Whether it is a Bible study lesson or a Christian echo of Deborah Tannen, the authors neglect some pretty important aspects of the book of Ruth. First, if Ruth offers "a profound example of a healthy, positive relationship," it is also one of the most hierarchical relationships in the Bible. Ruth is destitute, a widow, a gentile, a Moabite, and a woman. Boaz, on the other hand, is "a mighty man of wealth." Wakefield and Brolsma don't address the explicit hierarchy in the relationship. The title suggests that men are closer to God than women are, since Israelites were God's chosen people and Moabites the pagan offspring of Lot's incestuousness. The authors spend a lot of time telling men not to lord power over their wives, but one wonders if they are suggesting men have a God-given upper hand, but just shouldn't act like it.

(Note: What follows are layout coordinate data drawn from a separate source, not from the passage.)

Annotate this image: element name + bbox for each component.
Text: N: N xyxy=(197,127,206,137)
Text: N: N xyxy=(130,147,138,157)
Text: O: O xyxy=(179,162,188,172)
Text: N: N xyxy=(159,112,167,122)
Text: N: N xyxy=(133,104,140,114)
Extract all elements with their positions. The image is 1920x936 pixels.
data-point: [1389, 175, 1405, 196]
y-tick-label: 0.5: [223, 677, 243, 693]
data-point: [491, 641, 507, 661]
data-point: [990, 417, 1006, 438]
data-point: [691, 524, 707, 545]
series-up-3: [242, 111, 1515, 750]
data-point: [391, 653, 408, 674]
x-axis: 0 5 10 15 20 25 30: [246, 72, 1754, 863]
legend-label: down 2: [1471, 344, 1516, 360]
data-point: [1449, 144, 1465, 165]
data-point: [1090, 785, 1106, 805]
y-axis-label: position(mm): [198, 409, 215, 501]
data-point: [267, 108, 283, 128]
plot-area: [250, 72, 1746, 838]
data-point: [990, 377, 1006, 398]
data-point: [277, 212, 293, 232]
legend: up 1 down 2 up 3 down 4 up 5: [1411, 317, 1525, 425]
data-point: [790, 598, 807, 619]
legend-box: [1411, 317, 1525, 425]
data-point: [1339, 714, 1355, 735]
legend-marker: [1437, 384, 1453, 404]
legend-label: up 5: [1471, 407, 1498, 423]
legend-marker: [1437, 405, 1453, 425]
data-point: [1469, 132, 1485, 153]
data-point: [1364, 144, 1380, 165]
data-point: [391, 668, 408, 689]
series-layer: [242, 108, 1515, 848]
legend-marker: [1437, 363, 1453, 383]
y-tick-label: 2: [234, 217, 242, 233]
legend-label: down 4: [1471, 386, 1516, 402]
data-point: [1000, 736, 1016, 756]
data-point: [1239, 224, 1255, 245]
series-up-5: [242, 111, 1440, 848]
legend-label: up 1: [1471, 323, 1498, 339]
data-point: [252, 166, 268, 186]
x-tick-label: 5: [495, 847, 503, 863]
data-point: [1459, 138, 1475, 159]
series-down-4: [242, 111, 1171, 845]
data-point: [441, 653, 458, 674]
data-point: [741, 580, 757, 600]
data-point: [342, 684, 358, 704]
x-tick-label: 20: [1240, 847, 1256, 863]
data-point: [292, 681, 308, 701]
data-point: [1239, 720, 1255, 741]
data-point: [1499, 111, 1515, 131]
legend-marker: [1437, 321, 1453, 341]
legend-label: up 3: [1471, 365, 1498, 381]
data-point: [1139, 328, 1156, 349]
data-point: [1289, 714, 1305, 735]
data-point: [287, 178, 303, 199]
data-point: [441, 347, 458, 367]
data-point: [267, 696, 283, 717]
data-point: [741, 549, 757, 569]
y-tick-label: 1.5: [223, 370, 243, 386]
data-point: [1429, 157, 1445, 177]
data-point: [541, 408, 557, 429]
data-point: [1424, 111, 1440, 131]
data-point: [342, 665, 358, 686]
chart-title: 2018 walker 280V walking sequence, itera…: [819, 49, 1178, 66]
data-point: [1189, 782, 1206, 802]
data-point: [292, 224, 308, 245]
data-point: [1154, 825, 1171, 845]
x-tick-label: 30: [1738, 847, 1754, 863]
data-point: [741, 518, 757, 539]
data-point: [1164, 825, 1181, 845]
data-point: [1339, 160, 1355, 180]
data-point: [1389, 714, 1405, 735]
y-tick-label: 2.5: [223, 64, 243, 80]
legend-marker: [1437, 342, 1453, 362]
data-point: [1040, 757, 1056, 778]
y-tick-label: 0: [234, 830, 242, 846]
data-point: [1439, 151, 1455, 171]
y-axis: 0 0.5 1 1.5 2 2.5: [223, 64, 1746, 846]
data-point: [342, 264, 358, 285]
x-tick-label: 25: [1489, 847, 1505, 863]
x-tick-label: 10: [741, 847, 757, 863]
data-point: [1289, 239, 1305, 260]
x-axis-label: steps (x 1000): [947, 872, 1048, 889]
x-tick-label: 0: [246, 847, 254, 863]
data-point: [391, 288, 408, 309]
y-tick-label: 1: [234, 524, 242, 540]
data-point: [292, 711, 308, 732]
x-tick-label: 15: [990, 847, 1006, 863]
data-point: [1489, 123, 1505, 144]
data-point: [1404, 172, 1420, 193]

For a book on the sexes, the book is also surprisingly silent on the sexual relationship between Boaz and Ruth. Even evangelical scholars agree that the plan to send Ruth to Boaz's threshing floor is, in the words of Robert L. Hubbard, "tantalizingly ambiguous and replete with suggestive sexual innuendo." Ruth may not have seduced Boaz (though there's evidence that the "feet" Ruth uncovered were his sexual organs--the Bible often uses "feet" euphemistically); but even if she didn't, Boaz is clear that "no one must know that a woman was here at the threshing floor." For all the tut-tutting evangelicals often engage in about the "appearance of evil" (1 Thessalonians 5:22), you'd think Wakefield and Brolsma would acknowledge there may be more to the story than Boaz simply protecting Ruth's reputation. They never question Ruth's trip to the threshing floor in the first place.

Their inattention to such details makes Wakefield and Brolsma's Christian retort to John Gray something of a glancing blow. They claim to correct John Gray's "suggestion that we are radically different in our makeup"--an assertion, they say, that "makes people feel better when their attempts at relating collapse." But it is Gray who writes, in his introduction to "Men Are From Mars, Women Are From Venus": "To improve relations between the sexes it is necessary to create an understanding of our differences that raises self-esteem and personal dignity while inspiring mutual trust, personal responsibility, increased cooperation, and greater love."

One wonders if Wakefield and Brolsma made it past the title page of "Mars and Venus." In any case, they offer little reason to read past the title page of their response.